With water systems that cost more than they take in, the Inyo Supervisors continue to discuss possible rate hikes for Lone Pine, Independence, and Laws.
As part of the Long Term Water Agreement with the City of Los Angeles, Inyo County agreed to take the town water systems off DWPs hands. To allow residents to keep their lawns green and their trees alive, the county agreed to keep water rates low.
Now the history of past agreements has come home to roost. Faced with systems that dont generate enough money for upkeep and improvements, the county appears to be considering another rate hike.

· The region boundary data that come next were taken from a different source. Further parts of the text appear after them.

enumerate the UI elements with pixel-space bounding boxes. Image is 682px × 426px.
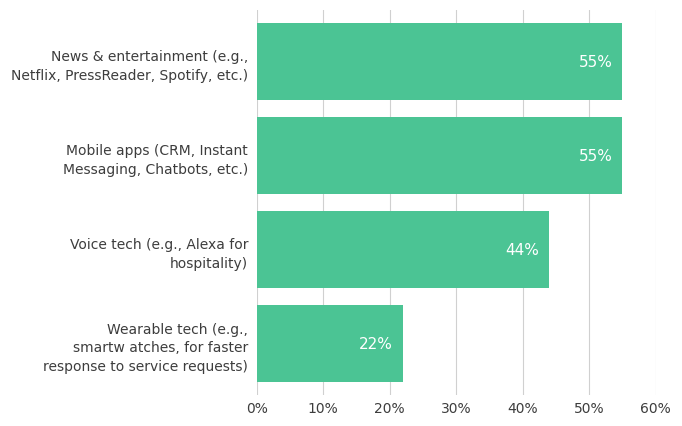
Bar bbox=[256, 212, 549, 288]
Text: 55%: 55% bbox=[578, 149, 612, 164]
Text: 55%: 55% bbox=[578, 55, 612, 70]
Bar bbox=[256, 118, 622, 195]
Text: 44%: 44% bbox=[505, 243, 539, 258]
Bar bbox=[256, 305, 403, 382]
Text: 22%: 22% bbox=[359, 337, 393, 351]
Bar bbox=[256, 24, 622, 101]
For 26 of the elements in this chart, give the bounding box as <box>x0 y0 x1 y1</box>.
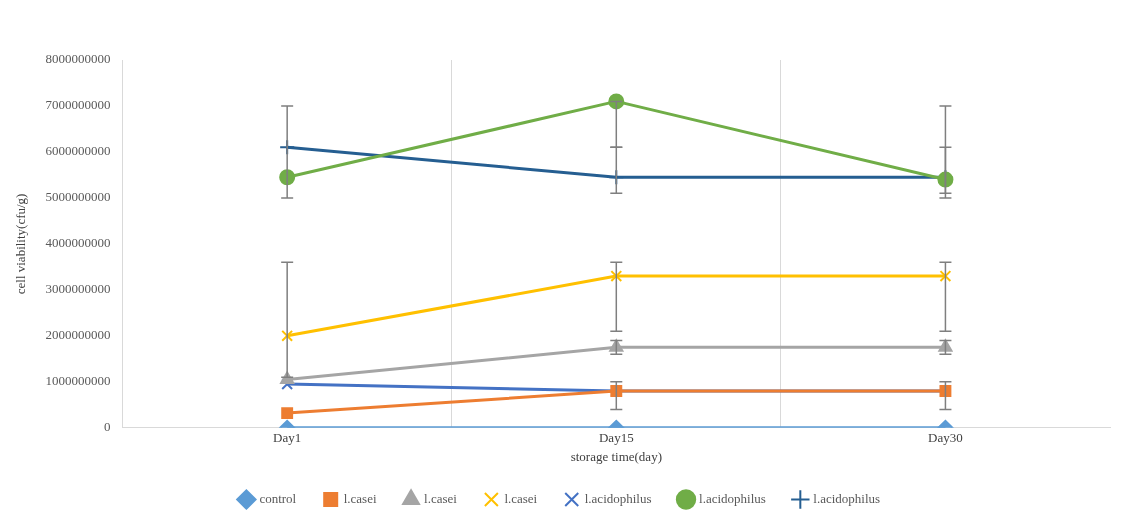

When the county took over the systems, Los Angeles was supposed to upgrade the systems. Inyo Public Works Director Ron Chegwidden explained that after a low ball offer by the City, Inyo County used fire codes to get DWP to agree to $2.5 million dollars in upgrades. Chegwidden told the Supervisors that by no means did the money pay for all the improvements needed.
How much rates will go up appears to be an unknown and depends on how much work the systems need. The Supervisors appear to be leaning toward spending $75,000 to hire a consultant to look into system needs and rates.
Another issue that the county faces is that under state proposition 218, any water rate hike has to be approved by rate payers.
If the county does put a rate hike before the people, there will likely be opposition.
Lone Pine Resident Joe Ruiz suggested a flat water rate. As for the Long Term Water Agreement, Ruiz said that maybe signing the agreement was a big mistake.
Supervisor Jim Bilyeu said that it takes a lot of water in this climate to get things to live. Bilyeu pointed out that with elderly people on fixed incomes, he guaranteed that a rate increase would lead to dry lawns and gardens.
He went on to say that the supervisors are trying to come up with a way to be fair, but still pay for the systems. Not an easy task, Bilyeu said.
The proposal to hire a consultant to do a rate study is slated for the Supervisors meeting in two weeks.